Physics

AI reveals one-sided forces in plasma that appear to violate Newton’s third law

AI reveals one-sided forces in plasma that appear to violate Newton’s third law

Physics has a rule that feels almost sacred. Every action produces an equal and opposite reaction. It’s the kind of principle you learn early and never question again. Except someone should have been questioning it, because out in the dusty plasma clouds that stretch across most of the universe, that rule simply stops working.

Particles out there push each other without getting pushed back the same way. The interaction is one-sided, lopsided, and by every traditional measure, illegal. Physicists have known about this problem for a while. What they didn’t have was a way to actually measure it properly. That just changed.

A team at Emory University, led by Wentao Yu, trained a machine learning model to read the hidden rules inside this chaos. The findings came out in PNAS, and they raise an uncomfortable possibility: some of what our textbooks have been saying about how planets form might simply be wrong.

The weird physics of floating dust

To understand what the Emory team did, you first need a picture of what dusty plasma actually looks like up close.

Inside a vacuum chamber filled with argon gas, microscopic dust grains levitate inside an electric field. They hang there, suspended, but they’re not still. Around them, a stream of positive ions rushes past at over two kilometers per second. That ion flow leaves a wake behind each particle, the same basic idea as the trail behind a speedboat cutting through water.

Those wakes are where the trouble starts. They create small pockets of attraction in a system that should, by all standard physics, only be repulsive. And because the wakes all point the same direction toward an electrode, the symmetry that physics depends on breaks down. One particle feels its neighbor’s wake. The neighbor might feel nothing at all in return.

That’s not how the universe is supposed to work. But there it is.

Teaching a machine to see the rules, not just the data

Most machine learning tools are pattern machines. Feed them enough data and they’ll tell you what happens next, but they won’t tell you why. Yu’s team built something with more backbone than that.

They constructed physics-constrained neural networks, meaning the AI wasn’t left to figure everything out from scratch. It was given a skeleton based on Newton’s second law and then split into three separate networks, one handling grain-to-grain interactions, one accounting for the surrounding environment, and one dealing with gas drag on the particles. Each had a specific job.

Using scanning laser sheet tomography, the team captured detailed 3D motion data from the particles. The AI worked through that data and inferred the mass and charge of each grain in real time, measurements that are genuinely difficult to nail down in a live experiment. The model’s accuracy score came back above 0.99. For context, 1.0 is perfect.

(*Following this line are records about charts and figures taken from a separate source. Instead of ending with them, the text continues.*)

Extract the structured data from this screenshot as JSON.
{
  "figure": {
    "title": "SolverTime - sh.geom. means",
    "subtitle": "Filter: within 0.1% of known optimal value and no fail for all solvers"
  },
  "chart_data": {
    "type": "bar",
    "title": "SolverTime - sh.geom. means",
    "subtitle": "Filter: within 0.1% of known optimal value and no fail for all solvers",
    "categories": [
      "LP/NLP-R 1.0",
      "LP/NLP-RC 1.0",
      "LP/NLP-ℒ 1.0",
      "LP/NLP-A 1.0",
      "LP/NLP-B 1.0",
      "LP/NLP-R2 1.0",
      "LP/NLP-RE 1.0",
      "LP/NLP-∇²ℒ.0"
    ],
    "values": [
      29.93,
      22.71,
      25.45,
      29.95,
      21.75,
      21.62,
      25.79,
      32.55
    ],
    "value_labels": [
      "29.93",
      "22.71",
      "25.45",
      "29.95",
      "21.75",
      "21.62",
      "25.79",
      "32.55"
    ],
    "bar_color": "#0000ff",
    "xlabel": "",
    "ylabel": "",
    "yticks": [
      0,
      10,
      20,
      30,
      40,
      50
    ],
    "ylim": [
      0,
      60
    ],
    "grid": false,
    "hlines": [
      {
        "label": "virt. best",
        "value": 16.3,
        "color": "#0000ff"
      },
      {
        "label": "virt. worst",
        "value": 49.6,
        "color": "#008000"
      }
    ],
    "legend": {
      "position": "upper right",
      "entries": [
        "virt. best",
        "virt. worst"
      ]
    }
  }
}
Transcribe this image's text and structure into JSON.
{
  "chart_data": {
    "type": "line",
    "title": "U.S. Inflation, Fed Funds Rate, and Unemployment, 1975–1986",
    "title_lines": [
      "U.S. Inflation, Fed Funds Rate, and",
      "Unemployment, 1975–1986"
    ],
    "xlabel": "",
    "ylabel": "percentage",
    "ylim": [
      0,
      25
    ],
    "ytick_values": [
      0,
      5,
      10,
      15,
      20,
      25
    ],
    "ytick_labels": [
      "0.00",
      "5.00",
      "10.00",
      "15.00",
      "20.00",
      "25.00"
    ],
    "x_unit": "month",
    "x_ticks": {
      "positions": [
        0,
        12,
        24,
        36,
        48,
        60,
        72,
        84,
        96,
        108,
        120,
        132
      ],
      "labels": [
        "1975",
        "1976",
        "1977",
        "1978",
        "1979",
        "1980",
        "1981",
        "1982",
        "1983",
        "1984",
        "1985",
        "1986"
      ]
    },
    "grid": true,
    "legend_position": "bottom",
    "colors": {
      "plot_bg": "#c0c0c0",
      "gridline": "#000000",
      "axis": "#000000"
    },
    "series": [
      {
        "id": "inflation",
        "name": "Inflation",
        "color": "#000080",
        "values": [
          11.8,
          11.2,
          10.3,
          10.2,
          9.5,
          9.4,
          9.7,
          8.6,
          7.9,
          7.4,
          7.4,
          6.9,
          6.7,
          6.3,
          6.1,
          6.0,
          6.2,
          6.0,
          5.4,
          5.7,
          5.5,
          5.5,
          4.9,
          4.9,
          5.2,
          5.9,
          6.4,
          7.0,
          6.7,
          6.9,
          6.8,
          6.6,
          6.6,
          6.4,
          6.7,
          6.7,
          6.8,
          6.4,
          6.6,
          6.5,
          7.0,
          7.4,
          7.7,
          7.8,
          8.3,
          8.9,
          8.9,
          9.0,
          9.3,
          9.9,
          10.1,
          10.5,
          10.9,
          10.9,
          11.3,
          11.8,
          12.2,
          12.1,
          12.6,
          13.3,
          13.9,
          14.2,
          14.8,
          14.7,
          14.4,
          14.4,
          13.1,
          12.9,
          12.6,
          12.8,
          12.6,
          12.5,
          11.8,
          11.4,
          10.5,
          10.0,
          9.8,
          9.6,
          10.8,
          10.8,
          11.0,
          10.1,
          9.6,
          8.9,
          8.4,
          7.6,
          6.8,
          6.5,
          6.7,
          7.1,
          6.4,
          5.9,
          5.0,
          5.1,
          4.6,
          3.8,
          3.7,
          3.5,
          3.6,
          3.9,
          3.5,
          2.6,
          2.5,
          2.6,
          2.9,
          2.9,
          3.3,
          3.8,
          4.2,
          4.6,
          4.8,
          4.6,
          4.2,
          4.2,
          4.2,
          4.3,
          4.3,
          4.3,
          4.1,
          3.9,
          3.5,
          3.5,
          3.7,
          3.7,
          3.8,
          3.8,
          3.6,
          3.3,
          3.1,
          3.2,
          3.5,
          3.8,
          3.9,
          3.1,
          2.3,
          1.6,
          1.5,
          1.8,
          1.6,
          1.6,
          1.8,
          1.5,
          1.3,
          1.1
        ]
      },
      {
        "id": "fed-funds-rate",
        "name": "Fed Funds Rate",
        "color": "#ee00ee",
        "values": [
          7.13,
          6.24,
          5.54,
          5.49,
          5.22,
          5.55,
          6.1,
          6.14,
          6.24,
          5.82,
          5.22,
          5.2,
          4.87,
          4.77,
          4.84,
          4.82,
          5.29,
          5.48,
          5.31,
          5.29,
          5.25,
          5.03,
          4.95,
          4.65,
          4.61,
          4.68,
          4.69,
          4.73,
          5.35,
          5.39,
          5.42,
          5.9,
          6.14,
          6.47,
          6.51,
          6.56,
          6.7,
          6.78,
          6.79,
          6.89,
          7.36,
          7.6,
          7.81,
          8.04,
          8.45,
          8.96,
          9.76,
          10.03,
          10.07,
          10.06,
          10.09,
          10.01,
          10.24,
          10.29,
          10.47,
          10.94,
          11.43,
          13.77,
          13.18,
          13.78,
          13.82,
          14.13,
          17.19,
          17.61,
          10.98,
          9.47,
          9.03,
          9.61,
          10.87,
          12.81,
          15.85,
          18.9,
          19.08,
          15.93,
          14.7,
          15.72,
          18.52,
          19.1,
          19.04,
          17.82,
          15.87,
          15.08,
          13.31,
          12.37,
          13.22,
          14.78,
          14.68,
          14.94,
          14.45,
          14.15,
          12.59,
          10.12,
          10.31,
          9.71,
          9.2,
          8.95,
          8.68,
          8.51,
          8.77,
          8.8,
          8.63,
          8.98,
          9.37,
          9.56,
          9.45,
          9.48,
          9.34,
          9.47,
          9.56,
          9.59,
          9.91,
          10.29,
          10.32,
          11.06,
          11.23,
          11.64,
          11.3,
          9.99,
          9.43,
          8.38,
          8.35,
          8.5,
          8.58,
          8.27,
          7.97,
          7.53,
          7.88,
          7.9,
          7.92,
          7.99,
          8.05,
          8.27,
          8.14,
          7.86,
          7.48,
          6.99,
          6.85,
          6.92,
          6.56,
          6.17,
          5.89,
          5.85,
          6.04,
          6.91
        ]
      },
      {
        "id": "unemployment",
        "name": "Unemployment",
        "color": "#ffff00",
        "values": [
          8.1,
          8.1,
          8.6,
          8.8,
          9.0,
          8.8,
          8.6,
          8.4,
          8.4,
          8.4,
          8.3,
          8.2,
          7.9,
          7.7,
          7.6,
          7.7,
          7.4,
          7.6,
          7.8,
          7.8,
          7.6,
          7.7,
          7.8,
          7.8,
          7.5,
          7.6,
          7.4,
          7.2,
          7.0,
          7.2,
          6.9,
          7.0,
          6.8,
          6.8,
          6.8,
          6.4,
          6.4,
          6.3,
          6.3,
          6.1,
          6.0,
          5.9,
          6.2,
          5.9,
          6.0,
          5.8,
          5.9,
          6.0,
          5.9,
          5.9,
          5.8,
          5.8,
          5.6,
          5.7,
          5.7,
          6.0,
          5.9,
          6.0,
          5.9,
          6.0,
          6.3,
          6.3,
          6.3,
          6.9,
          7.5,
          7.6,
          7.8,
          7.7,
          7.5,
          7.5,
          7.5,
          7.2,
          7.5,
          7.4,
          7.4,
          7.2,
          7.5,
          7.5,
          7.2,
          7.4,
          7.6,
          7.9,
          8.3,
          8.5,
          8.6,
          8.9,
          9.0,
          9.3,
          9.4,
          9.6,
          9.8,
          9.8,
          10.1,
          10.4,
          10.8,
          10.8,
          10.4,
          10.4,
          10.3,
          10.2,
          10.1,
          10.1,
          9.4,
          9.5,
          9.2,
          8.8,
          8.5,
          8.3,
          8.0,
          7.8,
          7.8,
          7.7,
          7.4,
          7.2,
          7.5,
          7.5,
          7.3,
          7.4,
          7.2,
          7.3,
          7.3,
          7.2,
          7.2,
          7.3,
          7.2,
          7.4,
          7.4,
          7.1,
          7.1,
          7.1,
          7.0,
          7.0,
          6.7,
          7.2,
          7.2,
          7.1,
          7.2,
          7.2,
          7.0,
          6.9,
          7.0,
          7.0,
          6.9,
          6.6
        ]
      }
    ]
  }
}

That near-perfect fit wasn’t just a technical win. It confirmed that these strange, one-sided forces are real and measurable.

The number that changes everything

Here’s where the findings get genuinely disruptive.

Standard plasma physics says the screening length, basically the distance at which a particle’s electric field fades out, should depend only on the plasma itself, not on the particles floating inside it. The Emory data showed the particle size actually shifts that value. That alone was unexpected.

But the charge-to-mass ratio finding was harder to brush off. For decades, a framework called Orbital-Motion-Limited theory has predicted that a particle’s charge scales with its mass to the power of one-third. Clean, consistent, settled science. The AI found that in real experimental conditions, that power ranges anywhere from 0.3 to 0.8, and it shifts depending on gas pressure.

If that holds up, and the accuracy of the model suggests it does, then the simulations we’ve been running about how matter clumped together in the early solar system are working with the wrong numbers. The rate at which dust accumulates into larger bodies, eventually into planets, could be meaningfully different from what we’ve assumed.

Why specks of dust in a lab deserve your attention

Dusty plasma isn’t some exotic laboratory curiosity. It’s in Saturn’s rings. It fills interstellar nebulae. It shows up in the semiconductor manufacturing process that produces the chip in your phone. Some researchers think it may have played a role in the chemistry that eventually led to life.

The bigger prize here, though, is the method itself. The Emory team showed that you can drop particles into an unknown environment, watch how they move, and let an AI reverse-engineer the physics governing them. No intrusive instruments. No assumptions baked in beforehand. Just motion, math, and inference.

That approach isn’t locked to plasma research. It could work on colloids, on biological systems, on anything where many particles interact in ways that are too complex to untangle by hand.

For a long time, the universe’s messiest systems have been out of reach, not because we lacked curiosity, but because our tools weren’t sharp enough. That gap is closing faster than most people realize.